Of the 740 new turboprops, ATR said it expected 425 aircraft to be used for growth, with 315 earmarked to replace older aircraft.
The installed turboprop fleet in the Asia Pacific region was tipped to grow from 590 aircraft in 2017 to 1,015 in 2037, split between 140 aircraft in the 50-seat segment and 600 in the 70-seat segment.
“Route creation will accelerate and drive growth, especially in South East Asia, where air connections will offer a faster and more efficient choice to travellers,” the ATR turboprop market forecast said.
“Many ageing and out of production turboprops are still operated in mature countries and will have to be replaced.”
The forecast expected 440 new routes to be created in Asia Pacific (excluding China).
The outlook is down slightly from ATR’s previous forecast, published in 2016, which estimated 750 new turboprops for the next two decades for Asia Pacific.
In terms of global demand, ATR’s turboprop market forecast for 2018-2037, said the turboprop fleet around the world would grow from about 2,260 aircraft in service in 2017 to 4,060 by 2037.
The increase of 1,800 turboprops over the coming two decades would comprise 1,220 aircraft for replacement and 1,800 for growth, with 1,040 aircraft flying currently expected to remain in service.
All up, that represented total turboprop deliveries of 3,020 over the next two decades.
“Fleet growth is envisioned to account for 60 per cent of turboprop deliveries in the next 20 years,” ATR said.
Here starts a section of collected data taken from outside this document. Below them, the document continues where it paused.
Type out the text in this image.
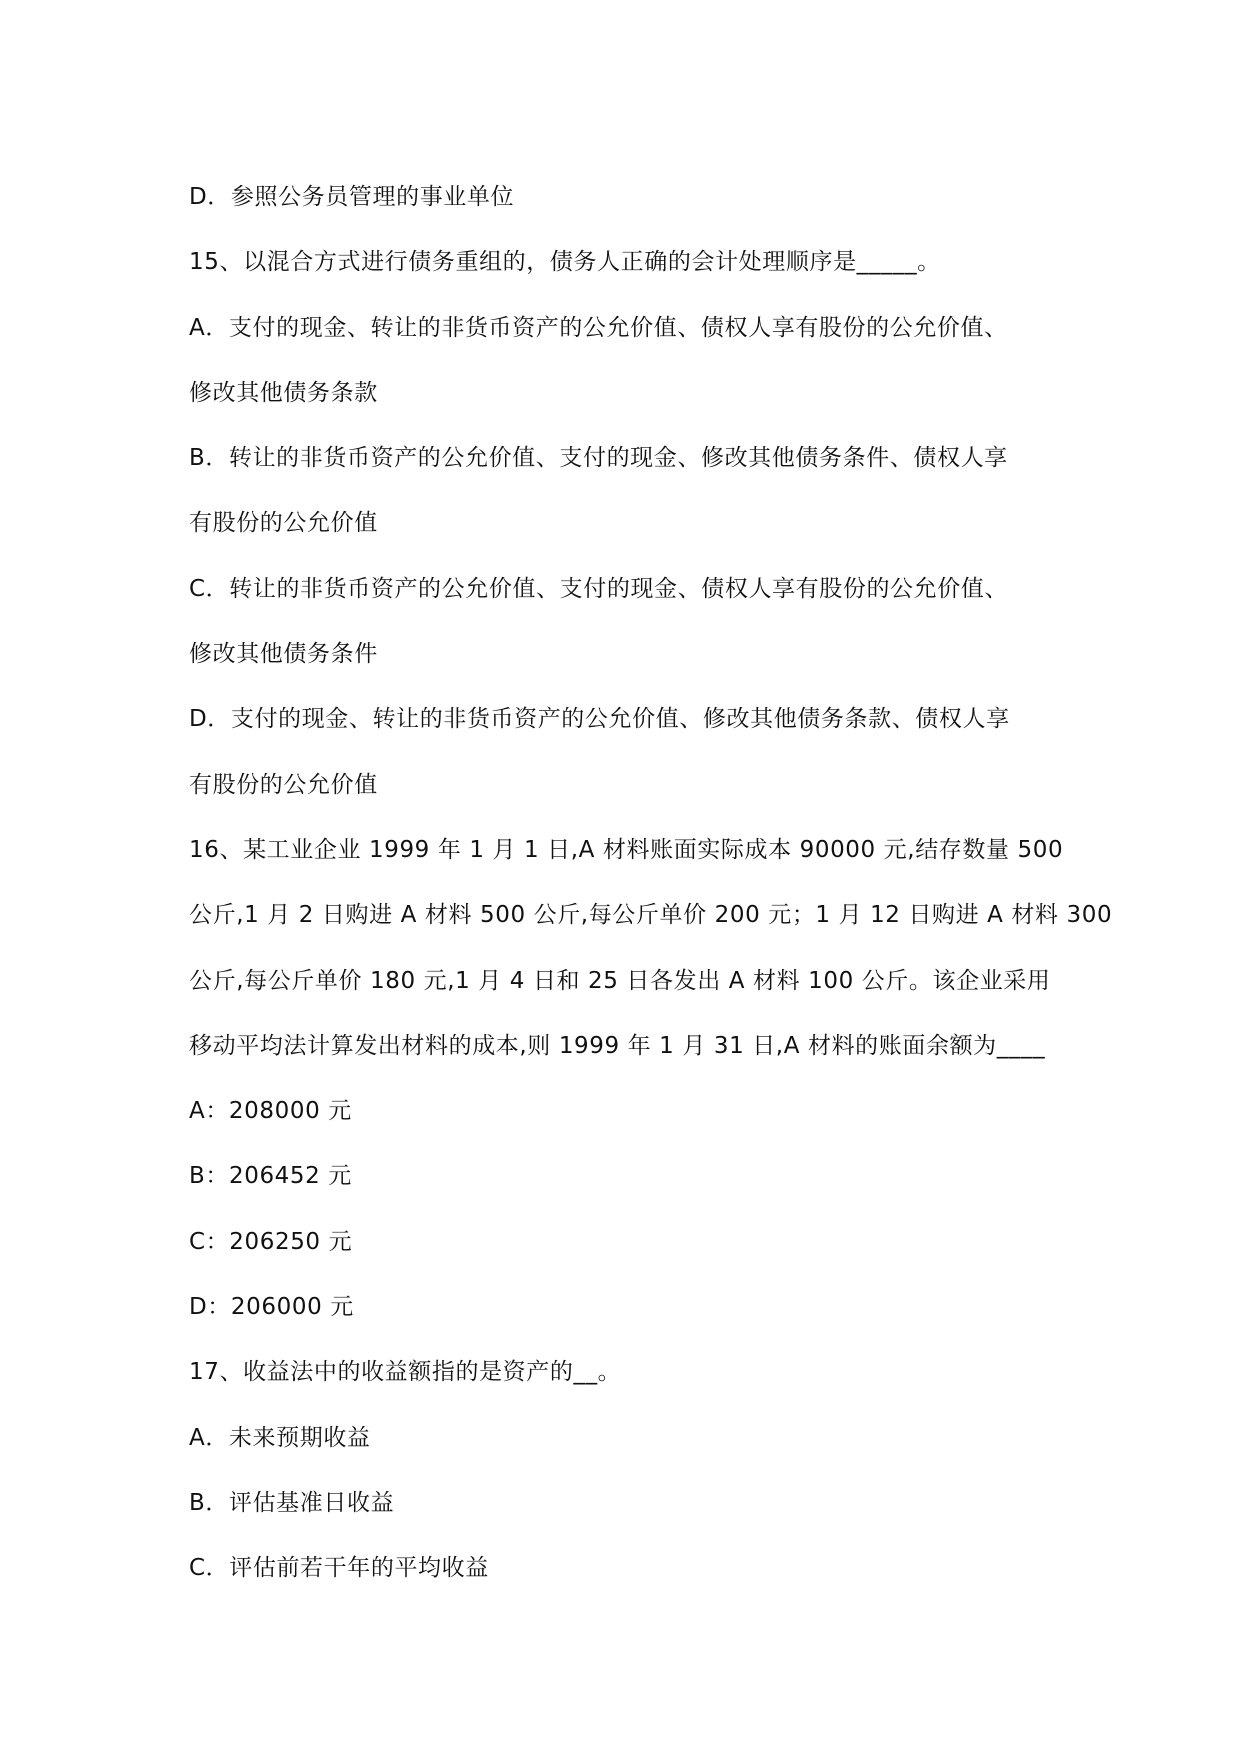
D．参照公务员管理的事业单位
15、以混合方式进行债务重组的，债务人正确的会计处理顺序是_____。
A．支付的现金、转让的非货币资产的公允价值、债权人享有股份的公允价值、
修改其他债务条款
B．转让的非货币资产的公允价值、支付的现金、修改其他债务条件、债权人享
有股份的公允价值
C．转让的非货币资产的公允价值、支付的现金、债权人享有股份的公允价值、
修改其他债务条件
D．支付的现金、转让的非货币资产的公允价值、修改其他债务条款、债权人享
有股份的公允价值
16、某工业企业 1999 年 1 月 1 日,A 材料账面实际成本 90000 元,结存数量 500
公斤,1 月 2 日购进 A 材料 500 公斤,每公斤单价 200 元；1 月 12 日购进 A 材料 300
公斤,每公斤单价 180 元,1 月 4 日和 25 日各发出 A 材料 100 公斤。该企业采用
移动平均法计算发出材料的成本,则 1999 年 1 月 31 日,A 材料的账面余额为____
A：208000 元
B：206452 元
C：206250 元
D：206000 元
17、收益法中的收益额指的是资产的__。
A．未来预期收益
B．评估基准日收益
C．评估前若干年的平均收益
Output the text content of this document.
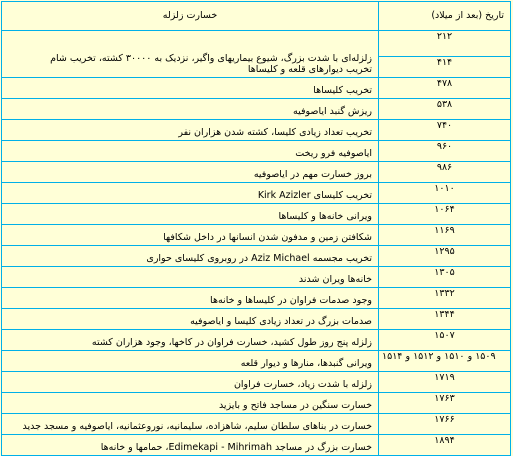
تاریخ (بعد از میلاد)	خسارت زلزله
۲۱۲	زلزله‌ای با شدت بزرگ، شیوع بیماریهای واگیر، نزدیک به ۳۰۰۰۰ کشته، تخریب شام
تخریب دیوارهای قلعه و کلیساها

۴۱۴	
۴۷۸	تخریب کلیساها
۵۳۸	ریزش گنبد ایاصوفیه
۷۴۰	تخریب تعداد زیادی کلیسا، کشته شدن هزاران نفر
۹۶۰	ایاصوفیه فرو ریخت
۹۸۶	بروز خسارت مهم در ایاصوفیه
۱۰۱۰	تخریب کلیسای Kirk Azizler
۱۰۶۴	ویرانی خانه‌ها و کلیساها
۱۱۶۹	شکافتن زمین و مدفون شدن انسانها در داخل شکافها
۱۲۹۵	تخریب مجسمه Aziz Michael در روبروی کلیسای حواری
۱۳۰۵	خانه‌ها ویران شدند
۱۳۳۲	وجود صدمات فراوان در کلیساها و خانه‌ها
۱۳۴۴	صدمات بزرگ در تعداد زیادی کلیسا و ایاصوفیه
۱۵۰۷	زلزله پنج روز طول کشید، خسارت فراوان در کاخها، وجود هزاران کشته
۱۵۰۹ و ۱۵۱۰ و ۱۵۱۲ و ۱۵۱۴	ویرانی گنبدها، منارها و دیوار قلعه
۱۷۱۹	زلزله با شدت زیاد، خسارت فراوان
۱۷۶۳	خسارت سنگین در مساجد فاتح و بایزید
۱۷۶۶	خسارت در بناهای سلطان سلیم، شاهزاده، سلیمانیه، نوروعثمانیه، ایاصوفیه و مسجد جدید
۱۸۹۴	خسارت بزرگ در مساجد Edimekapi - Mihrimah، حمامها و خانه‌ها
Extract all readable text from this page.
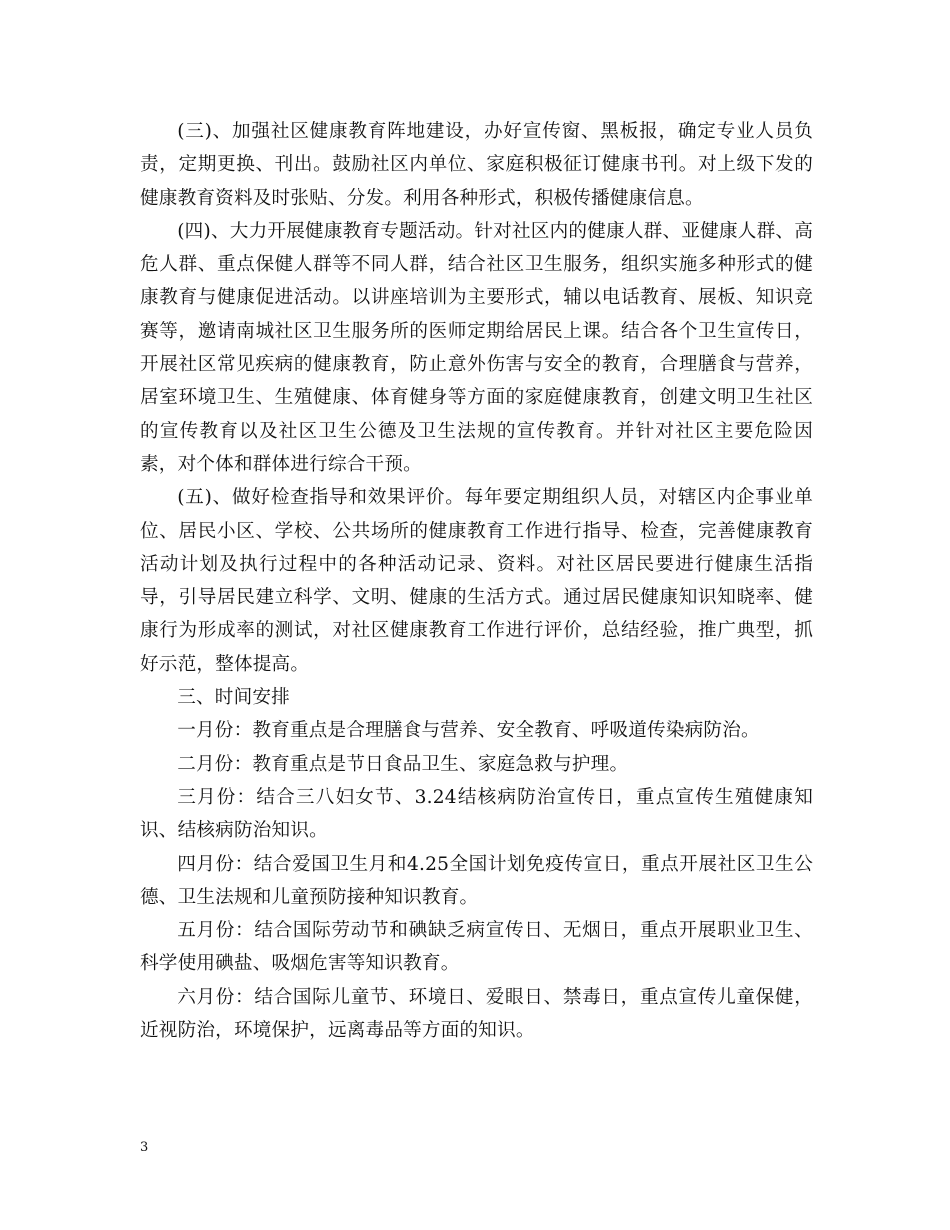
(三)、加强社区健康教育阵地建设，办好宣传窗、黑板报，确定专业人员负责，定期更换、刊出。鼓励社区内单位、家庭积极征订健康书刊。对上级下发的健康教育资料及时张贴、分发。利用各种形式，积极传播健康信息。

(四)、大力开展健康教育专题活动。针对社区内的健康人群、亚健康人群、高危人群、重点保健人群等不同人群，结合社区卫生服务，组织实施多种形式的健康教育与健康促进活动。以讲座培训为主要形式，辅以电话教育、展板、知识竞赛等，邀请南城社区卫生服务所的医师定期给居民上课。结合各个卫生宣传日，开展社区常见疾病的健康教育，防止意外伤害与安全的教育，合理膳食与营养，居室环境卫生、生殖健康、体育健身等方面的家庭健康教育，创建文明卫生社区的宣传教育以及社区卫生公德及卫生法规的宣传教育。并针对社区主要危险因素，对个体和群体进行综合干预。

(五)、做好检查指导和效果评价。每年要定期组织人员，对辖区内企事业单位、居民小区、学校、公共场所的健康教育工作进行指导、检查，完善健康教育活动计划及执行过程中的各种活动记录、资料。对社区居民要进行健康生活指导，引导居民建立科学、文明、健康的生活方式。通过居民健康知识知晓率、健康行为形成率的测试，对社区健康教育工作进行评价，总结经验，推广典型，抓好示范，整体提高。

三、时间安排

一月份：教育重点是合理膳食与营养、安全教育、呼吸道传染病防治。

二月份：教育重点是节日食品卫生、家庭急救与护理。

三月份：结合三八妇女节、3.24结核病防治宣传日，重点宣传生殖健康知识、结核病防治知识。

四月份：结合爱国卫生月和4.25全国计划免疫传宣日，重点开展社区卫生公德、卫生法规和儿童预防接种知识教育。

五月份：结合国际劳动节和碘缺乏病宣传日、无烟日，重点开展职业卫生、科学使用碘盐、吸烟危害等知识教育。

六月份：结合国际儿童节、环境日、爱眼日、禁毒日，重点宣传儿童保健，近视防治，环境保护，远离毒品等方面的知识。

3
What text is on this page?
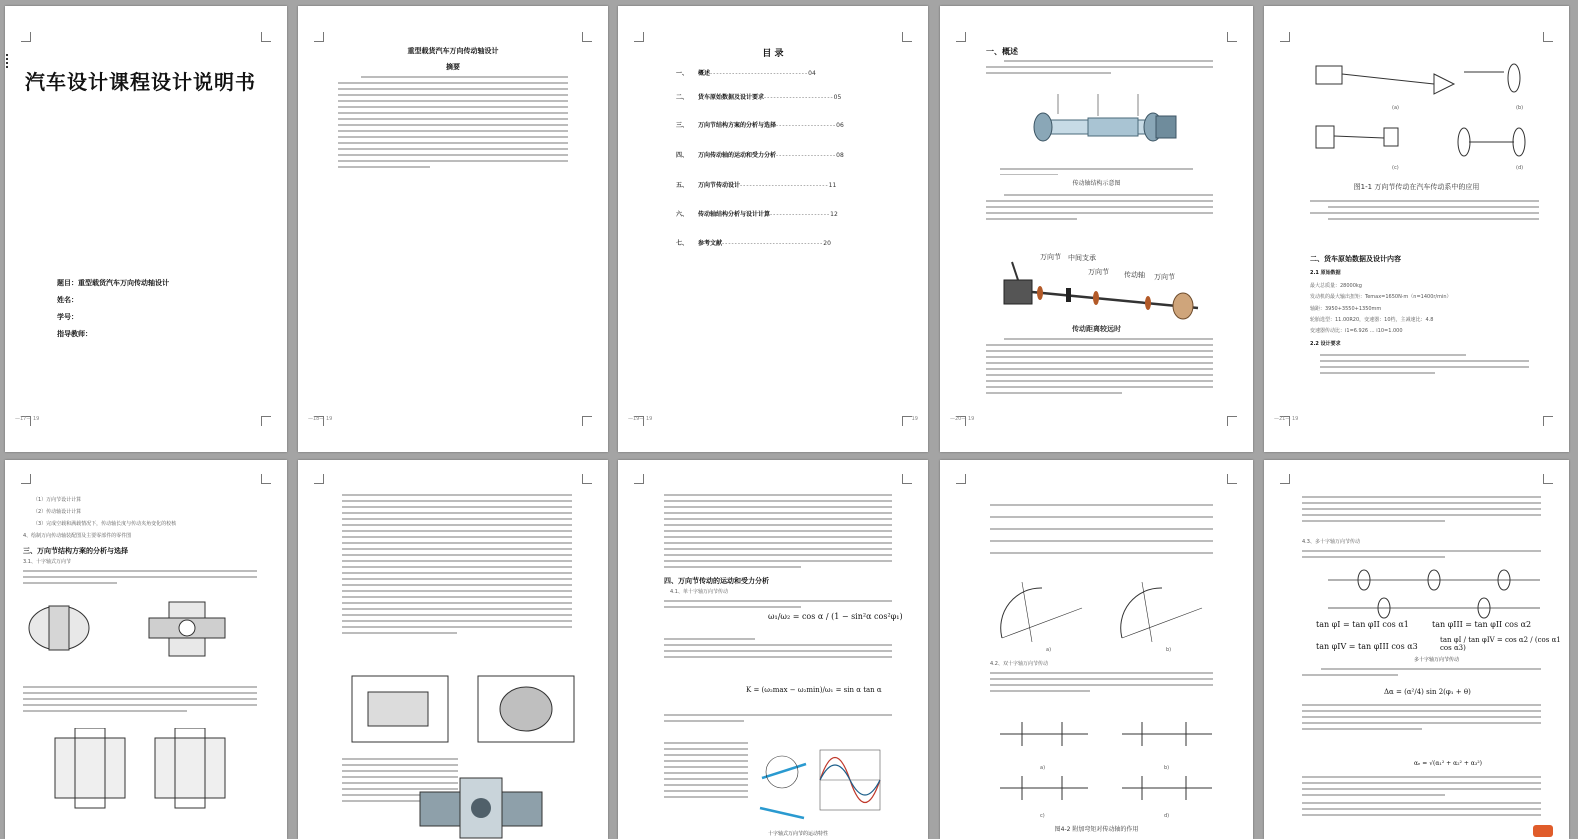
汽车设计课程设计说明书
题目：重型载货汽车万向传动轴设计
姓名：
学号：
指导教师：
—17— 19
重型载货汽车万向传动轴设计
摘要
—18— 19
目 录
一、 概述-------------------------------04
二、 货车原始数据及设计要求----------------------05
三、 万向节结构方案的分析与选择-------------------06
四、 万向传动轴的运动和受力分析-------------------08
五、 万向节传动设计----------------------------11
六、 传动轴结构分析与设计计算-------------------12
七、 参考文献--------------------------------20
—19— 19	19
一、概述
传动轴结构示意图
万向节 中间支承
万向节 传动轴 万向节
传动距离较远时
—20— 19
(a)	(b)
(c)	(d)
图1-1 万向节传动在汽车传动系中的应用
二、货车原始数据及设计内容
2.1 原始数据
最大总质量：28000kg
发动机的最大输出扭矩：Temax=1650N·m（n=1400r/min）
轴距：3950+3550+1350mm
轮胎选型：11.00R20，变速器：10档，主减速比：4.8
变速器传动比：i1=6.926 … i10=1.000
2.2 设计要求
—21— 19
（1）万向节设计计算
（2）传动轴设计计算
（3）完成空载和满载情况下，传动轴长度与传动夹角变化的校核
4、绘制万向传动轴装配图及主要零部件的零件图
三、万向节结构方案的分析与选择
3.1、十字轴式万向节
四、万向节传动的运动和受力分析
4.1、单十字轴万向节传动
ω₁/ω₂ = cos α / (1 − sin²α cos²φ₁)
K = (ω₂max − ω₂min)/ω₁ = sin α tan α
十字轴式万向节的运动特性
a)	b)
4.2、双十字轴万向节传动
a)	b)
c)	d)
图4-2 附加弯矩对传动轴的作用
4.3、多十字轴万向节传动
tan φI = tan φII cos α1	tan φIII = tan φII cos α2
tan φIV = tan φIII cos α3
tan φI / tan φIV = cos α2 / (cos α1 cos α3)
多十字轴万向节传动
Δα = (α²/4) sin 2(φ₁ + θ)
αₑ = √(α₁² + α₂² + α₃²)
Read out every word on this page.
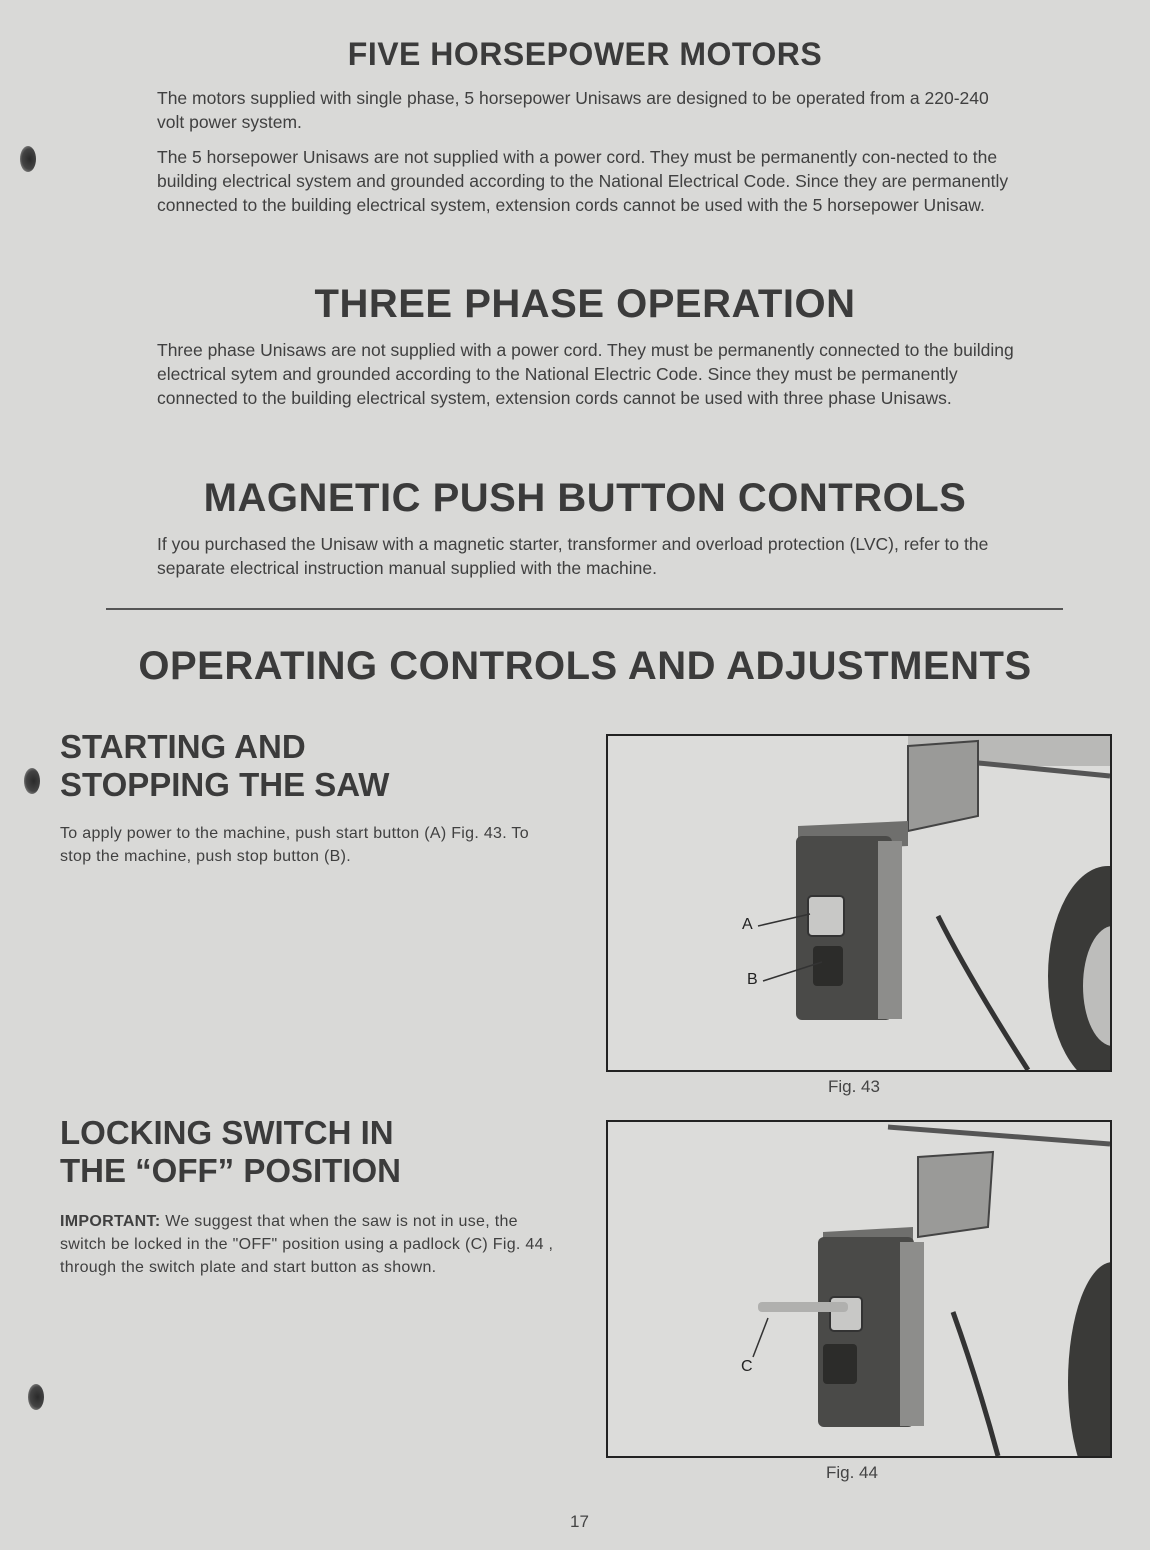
FIVE HORSEPOWER MOTORS

The motors supplied with single phase, 5 horsepower Unisaws are designed to be operated from a 220-240 volt power system.

The 5 horsepower Unisaws are not supplied with a power cord. They must be permanently con-nected to the building electrical system and grounded according to the National Electrical Code. Since they are permanently connected to the building electrical system, extension cords cannot be used with the 5 horsepower Unisaw.

THREE PHASE OPERATION

Three phase Unisaws are not supplied with a power cord. They must be permanently connected to the building electrical sytem and grounded according to the National Electric Code. Since they must be permanently connected to the building electrical system, extension cords cannot be used with three phase Unisaws.

MAGNETIC PUSH BUTTON CONTROLS

If you purchased the Unisaw with a magnetic starter, transformer and overload protection (LVC), refer to the separate electrical instruction manual supplied with the machine.

OPERATING CONTROLS AND ADJUSTMENTS
STARTING AND
STOPPING THE SAW

To apply power to the machine, push start button (A) Fig. 43. To stop the machine, push stop button (B).

A
B
Fig. 43
LOCKING SWITCH IN
THE “OFF” POSITION

IMPORTANT: We suggest that when the saw is not in use, the switch be locked in the "OFF" position using a padlock (C) Fig. 44 , through the switch plate and start button as shown.

C
Fig. 44
17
“Most of this growth is driven by the creation of new routes as part of airlines’ network development strategies.
“The other part relates to the expanded usage of the turboprop technology in pre-existing markets.”
ATR product lineup comprises the 72-600, which seats between 44 and 78 passengers depending on configuration, and the 42-600 (30-50 seats). The aircraft is powered by Pratt and Whitney Canada PW127 engines.
Its competition in this segment of the market is Bombardier’s Q400 turboprop, which can seat between 50 and 90 passengers depending on configuration.
In Australia, Qantas subsidiary Sunstate flies 31 Q400s under the QantasLink brand, while Virgin Australia operates a fleet of six 72-600s.